シューターのブログ

 

ポジティブは善か悪か

 

 「ポジティブシンキング〜♪」と喧伝している者を見ると、「一理ある」と思う面と「うるさいなぁ〜」と思う面がある笑

 「モチベを上げる」なんて言葉も同様だ。

 某芸人は「スーパー・ポジティブ・シンキング」などと仰っているそんなポジティブ思考は「捨てたもんじゃない」と私は考える。その一方で、ポジティブシンキングやモチベーションの向上の一本刀では通用しない部分が存在するとも考える。

 

ポジティブ思考過信の者を斬る男

 戦略思考の大家リチャード・P. ルメルトは著書『良い戦略、悪い戦略』でポジティブ思考を過信に対して批判をしている。
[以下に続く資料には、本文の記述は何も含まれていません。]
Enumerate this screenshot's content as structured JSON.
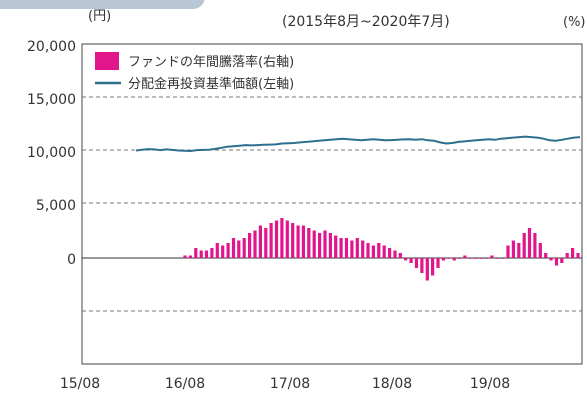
{
  "chart_data": {
    "type": "bar+line",
    "left_unit": "(円)",
    "right_unit": "(%)",
    "period": "(2015年8月~2020年7月)",
    "x_tick_labels": [
      "15/08",
      "16/08",
      "17/08",
      "18/08",
      "19/08"
    ],
    "y_left_ticks": [
      "20,000",
      "15,000",
      "10,000",
      "5,000",
      "0"
    ],
    "y_left_range": [
      -10000,
      20000
    ],
    "legend": [
      {
        "label": "ファンドの年間騰落率(右軸)",
        "color": "#e0168a",
        "kind": "bar"
      },
      {
        "label": "分配金再投資基準価額(左軸)",
        "color": "#2f6f8e",
        "kind": "line"
      }
    ],
    "line_series": {
      "name": "分配金再投資基準価額(左軸)",
      "values": [
        10050,
        10120,
        10180,
        10150,
        10080,
        10150,
        10100,
        10050,
        10020,
        10000,
        10080,
        10100,
        10120,
        10200,
        10300,
        10400,
        10450,
        10500,
        10550,
        10520,
        10550,
        10580,
        10600,
        10620,
        10700,
        10720,
        10750,
        10800,
        10850,
        10900,
        10950,
        11000,
        11050,
        11100,
        11150,
        11100,
        11050,
        11000,
        11050,
        11100,
        11050,
        11000,
        11020,
        11050,
        11080,
        11100,
        11050,
        11100,
        11000,
        10950,
        10800,
        10700,
        10750,
        10850,
        10900,
        10950,
        11000,
        11050,
        11100,
        11050,
        11150,
        11200,
        11250,
        11300,
        11350,
        11300,
        11250,
        11150,
        11000,
        10950,
        11050,
        11150,
        11250,
        11300
      ]
    },
    "bar_series": {
      "name": "ファンドの年間騰落率(右軸)",
      "values": [
        0.01,
        0.01,
        0.04,
        0.03,
        0.03,
        0.04,
        0.06,
        0.05,
        0.06,
        0.08,
        0.07,
        0.08,
        0.1,
        0.11,
        0.13,
        0.12,
        0.14,
        0.15,
        0.16,
        0.15,
        0.14,
        0.13,
        0.13,
        0.12,
        0.11,
        0.1,
        0.11,
        0.1,
        0.09,
        0.08,
        0.08,
        0.07,
        0.08,
        0.07,
        0.06,
        0.05,
        0.06,
        0.05,
        0.04,
        0.03,
        0.02,
        -0.01,
        -0.02,
        -0.04,
        -0.06,
        -0.09,
        -0.07,
        -0.04,
        -0.01,
        0.0,
        -0.01,
        0.0,
        0.01,
        0.0,
        0.0,
        0.0,
        0.0,
        0.01,
        0.0,
        0.0,
        0.05,
        0.07,
        0.06,
        0.1,
        0.12,
        0.1,
        0.06,
        0.02,
        -0.01,
        -0.03,
        -0.02,
        0.02,
        0.04,
        0.02
      ]
    }
  }
}
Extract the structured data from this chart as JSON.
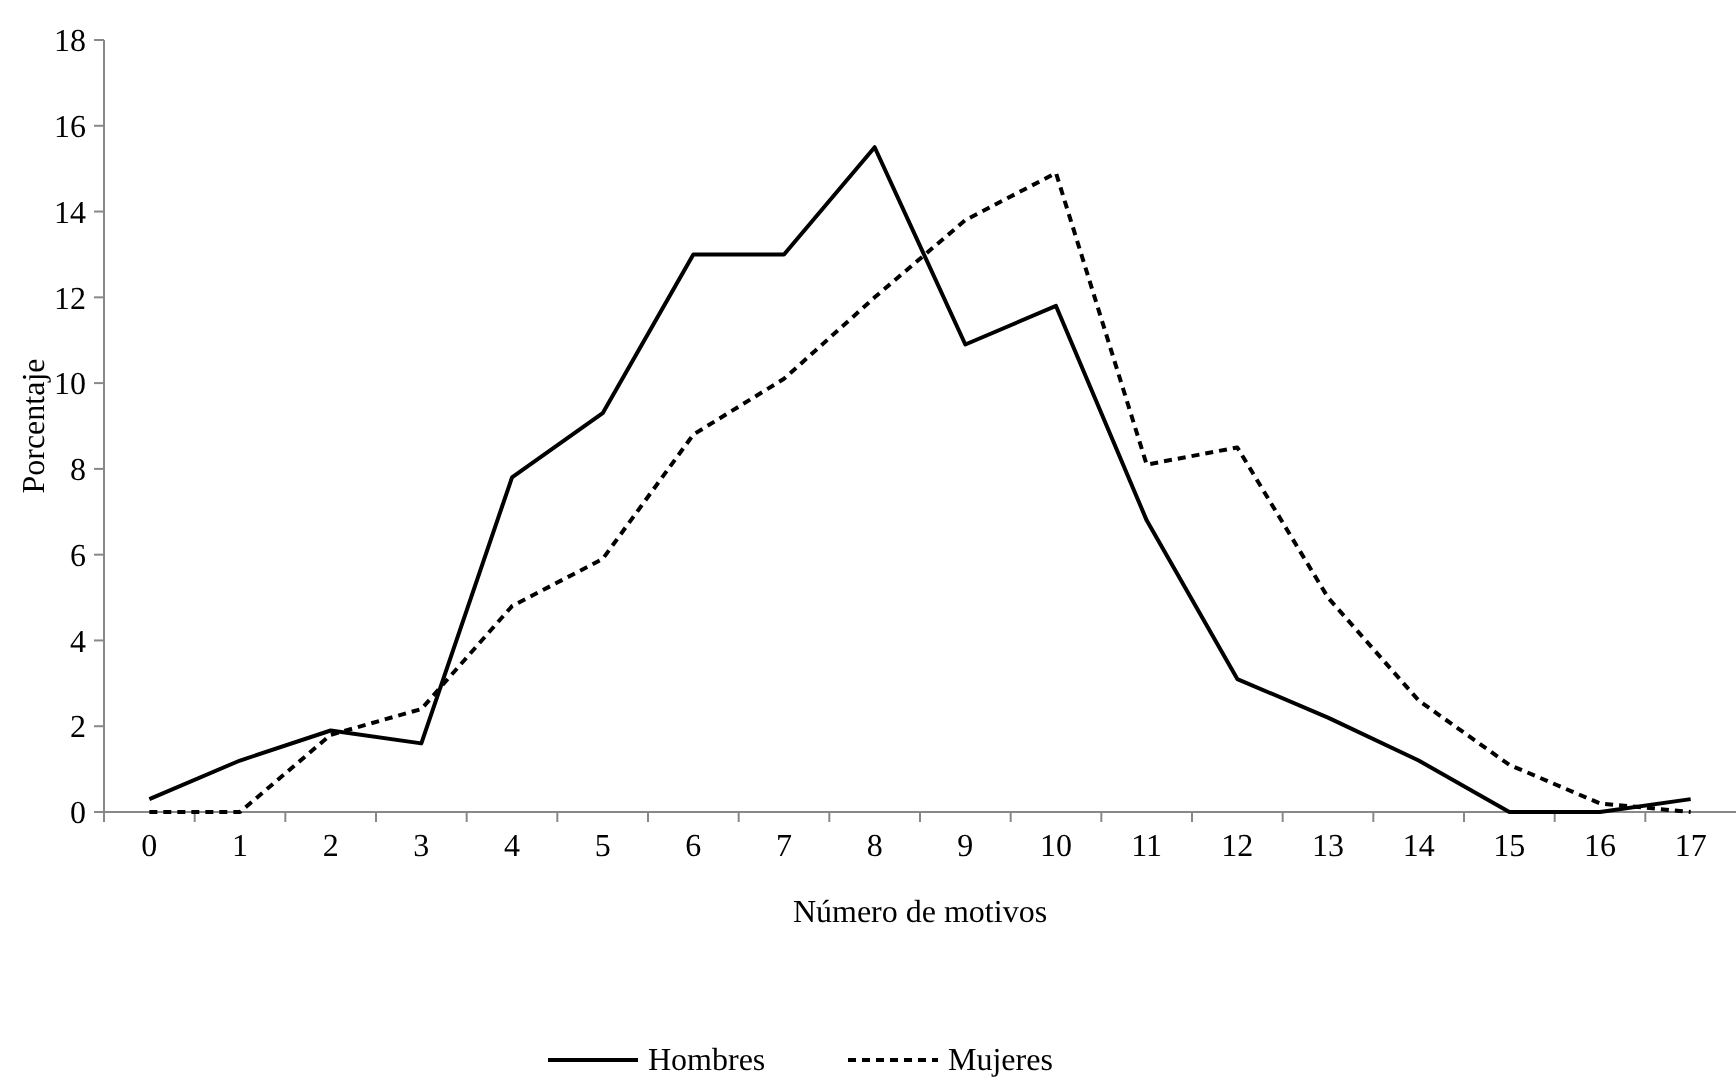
{
  "chart_data": {
    "type": "line",
    "xlabel": "Número de motivos",
    "ylabel": "Porcentaje",
    "categories": [
      "0",
      "1",
      "2",
      "3",
      "4",
      "5",
      "6",
      "7",
      "8",
      "9",
      "10",
      "11",
      "12",
      "13",
      "14",
      "15",
      "16",
      "17"
    ],
    "ylim": [
      0,
      18
    ],
    "yticks": [
      0,
      2,
      4,
      6,
      8,
      10,
      12,
      14,
      16,
      18
    ],
    "grid": false,
    "legend": "bottom",
    "marker": "none",
    "series": [
      {
        "name": "Hombres",
        "color": "#000000",
        "line_style": "solid",
        "values": [
          0.3,
          1.2,
          1.9,
          1.6,
          7.8,
          9.3,
          13,
          13,
          15.5,
          10.9,
          11.8,
          6.8,
          3.1,
          2.2,
          1.2,
          0,
          0,
          0.3
        ]
      },
      {
        "name": "Mujeres",
        "color": "#000000",
        "line_style": "dashed",
        "values": [
          0,
          0,
          1.8,
          2.4,
          4.8,
          5.9,
          8.8,
          10.1,
          12,
          13.8,
          14.9,
          8.1,
          8.5,
          5,
          2.6,
          1.1,
          0.2,
          0
        ]
      }
    ]
  }
}
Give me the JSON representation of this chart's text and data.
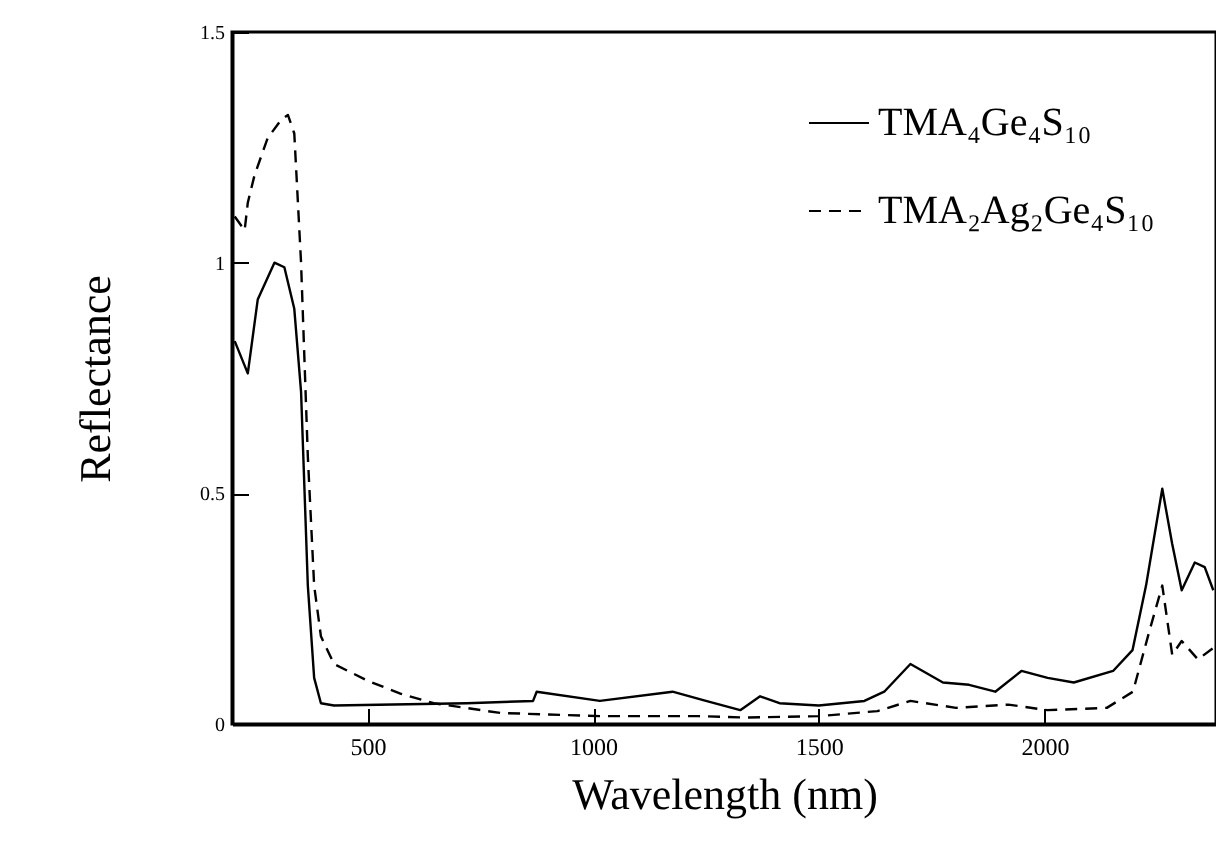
{
  "chart_data": {
    "type": "line",
    "xlabel": "Wavelength (nm)",
    "ylabel": "Reflectance",
    "xlim": [
      200,
      2380
    ],
    "ylim": [
      0,
      1.5
    ],
    "xticks": [
      500,
      1000,
      1500,
      2000
    ],
    "yticks": [
      0,
      0.5,
      1,
      1.5
    ],
    "grid": false,
    "legend": "top right",
    "series": [
      {
        "name": "TMA₄Ge₄S₁₀",
        "color": "#000000",
        "line_style": "solid",
        "x": [
          206,
          235,
          257,
          294,
          316,
          338,
          353,
          368,
          382,
          397,
          426,
          720,
          867,
          875,
          1015,
          1176,
          1250,
          1326,
          1370,
          1413,
          1500,
          1601,
          1645,
          1703,
          1775,
          1833,
          1891,
          1949,
          2007,
          2065,
          2152,
          2195,
          2225,
          2261,
          2283,
          2304,
          2333,
          2355,
          2374
        ],
        "values": [
          0.83,
          0.76,
          0.92,
          1.0,
          0.99,
          0.9,
          0.72,
          0.3,
          0.1,
          0.045,
          0.04,
          0.045,
          0.05,
          0.07,
          0.05,
          0.07,
          0.05,
          0.03,
          0.06,
          0.045,
          0.04,
          0.05,
          0.07,
          0.13,
          0.09,
          0.085,
          0.07,
          0.115,
          0.1,
          0.09,
          0.115,
          0.16,
          0.3,
          0.51,
          0.39,
          0.29,
          0.35,
          0.34,
          0.29
        ]
      },
      {
        "name": "TMA₂Ag₂Ge₄S₁₀",
        "color": "#000000",
        "line_style": "dashed",
        "x": [
          206,
          228,
          235,
          250,
          279,
          309,
          324,
          338,
          353,
          368,
          382,
          397,
          426,
          500,
          573,
          647,
          794,
          1015,
          1235,
          1341,
          1500,
          1630,
          1703,
          1804,
          1920,
          2007,
          2138,
          2196,
          2232,
          2261,
          2283,
          2304,
          2340,
          2374
        ],
        "values": [
          1.1,
          1.07,
          1.13,
          1.19,
          1.27,
          1.31,
          1.32,
          1.28,
          1.0,
          0.58,
          0.3,
          0.19,
          0.13,
          0.094,
          0.066,
          0.045,
          0.024,
          0.017,
          0.017,
          0.014,
          0.017,
          0.028,
          0.05,
          0.035,
          0.042,
          0.03,
          0.035,
          0.07,
          0.2,
          0.3,
          0.15,
          0.18,
          0.14,
          0.165
        ]
      }
    ]
  }
}
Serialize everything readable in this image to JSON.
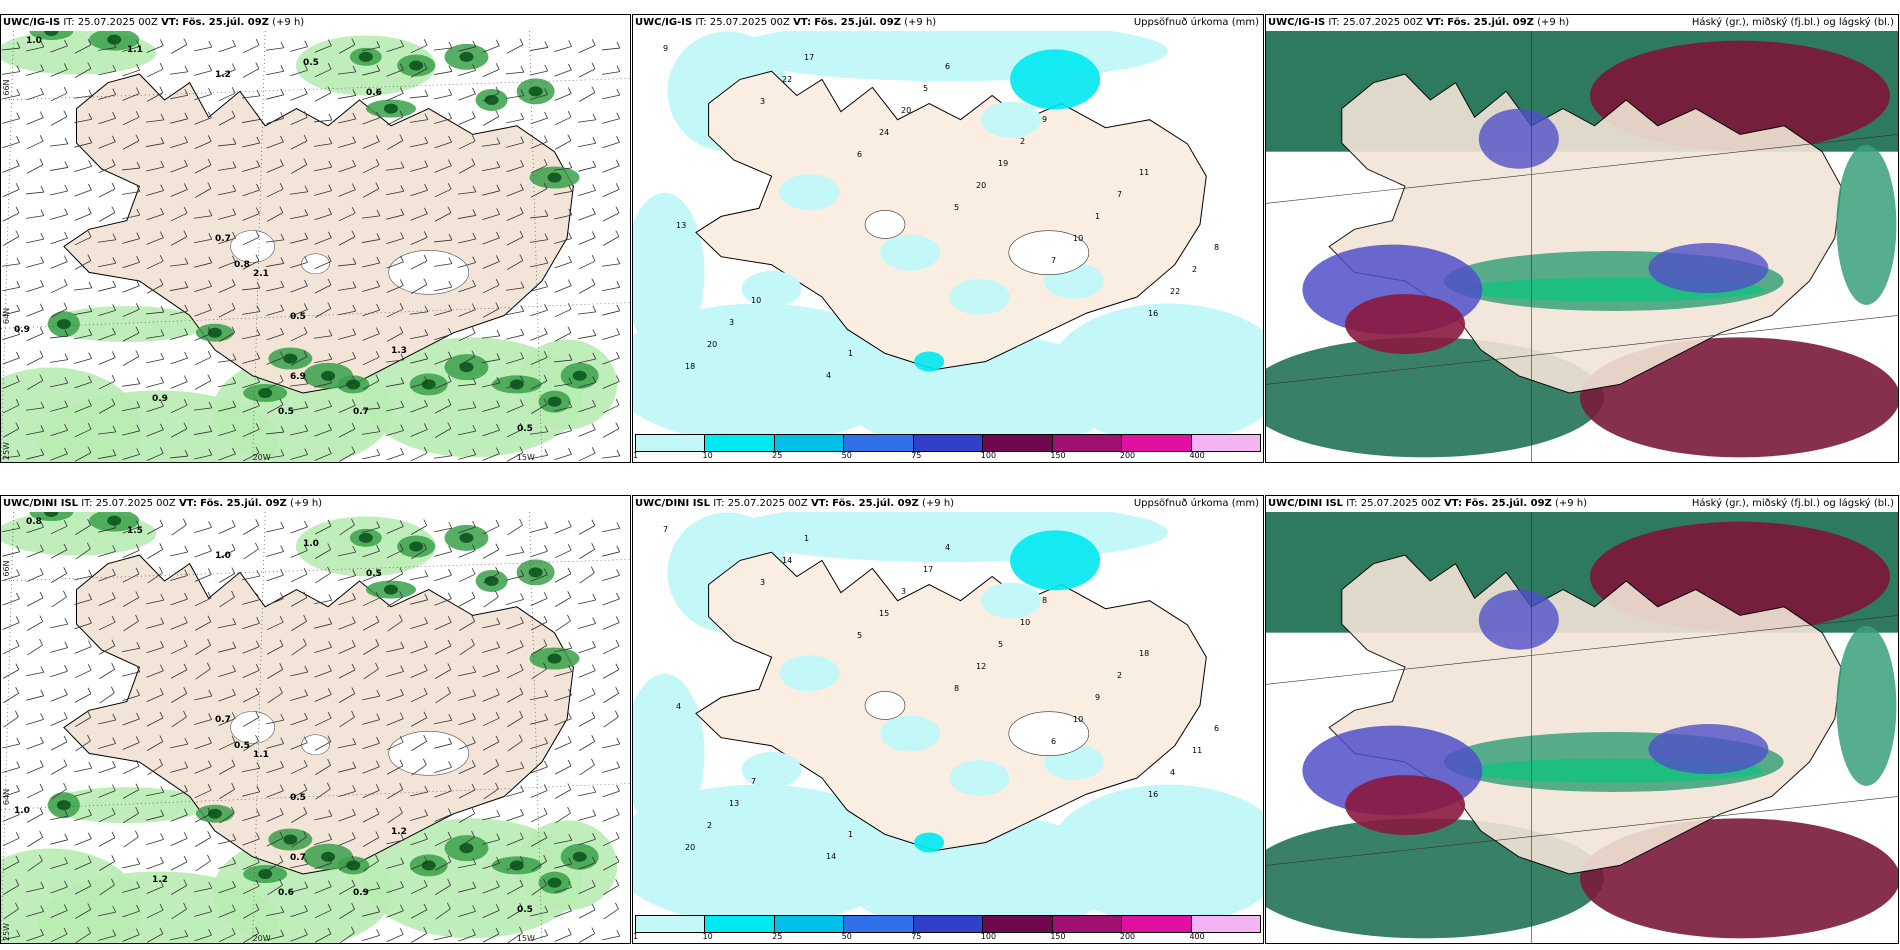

 「強く念じることや自分の内面を磨くことでパワーが出るものか、私は知らない。だが、精神から発する光が現実の世界を変えられるとか、成功すると思えば成功すると信じるのは一種の妄想であって、経営や戦略への取り組み姿勢として進められないことだけは確かだ。分析というものは起こりうる事態を考えるところからスタートするのであって、その中には好ましくない事態も当然含まれる。大空を飛ぶイメージだけを思い浮かべ失敗を考えたことのない人々の手で設計された飛行機には、私は乗りたくない。だが想念だけでビジョンは実現するという教えは多くの人を心酔させてきた。そのような教えを信じることは、批判的に考える能力を捨て、良い戦略をあきらめることにほかならないと私には思える。」と。

 

ニューソート運動

 リチャードが上記のように批判することには、歴史を辿った説明による理由づけがなされている。モチベーションやポジティブシンキングを味方につけようといった主張は、150年ほど形を変えて多くの人に伝わり支持されている。例えば、ナポレオン・ヒルの『思考は現実化する』やマルフォードの『引き寄せの法則』、さらに西田文朗の『No.1理論』なんかもその類であるだろう。

 こういった有名な本の元を辿ると、今から150年前のアメリカで始まったプロテスタント改革に行き着くと著者は述べる。プロテスタント改革では、個人と神との間にカトリック教会が介在する必要はないという主張が中心である。そして、各人にうちなる神性があるため、個人と神が直接対話することは可能であるという。

 こういった思想から、「病は気から」で病気は全て説明がつき、健全な思想と信念を持つことで病に打ち勝てるといったクリスチャン・サイエンスが生まれた。さらには、人間の信念は物理的世界に影響をおよぼす力があるという神秘思想へと変化する。

 こういった一連の流れをニューソート運動と呼ぶそうだ。だからリチャードは、「こんな変なもん(ポジティブシンキング)なんて信じるな」という。

 

ポジティブ思考の慎重な活用

 精神衛生上、毎日自身が失敗するイメージを抱き、自分を卑下するようなネガティブ思考は明らかに良くないだろう。そのため前向きに楽観的であることは肝要だと考える。実際にポジティブであることがネガティブであることよりも良いという結果は、あらゆるところで確認されているに違いない。そのため楽観的であること自体を責めるのは的外れだと思う。

 しかし、ポジティブ・シンキングをメインウェポンとし大志を抱き、勝負に出るのは無策に等しい。「ポジティブが戦略です」というのは愚の骨頂である。ポジティブがどこまで通用して、どこから通用しないかという線引きをどこですべきかはわからないが、戦略においてポジティブ思考を中心に据えることは間違っていると考える。そこで、『良い戦略、悪い戦略』では、良い戦略の基本構造を紹介している。この基本構造がきちっとあってこそ、戦略と呼べると著者は言う。私はその意見に同意である。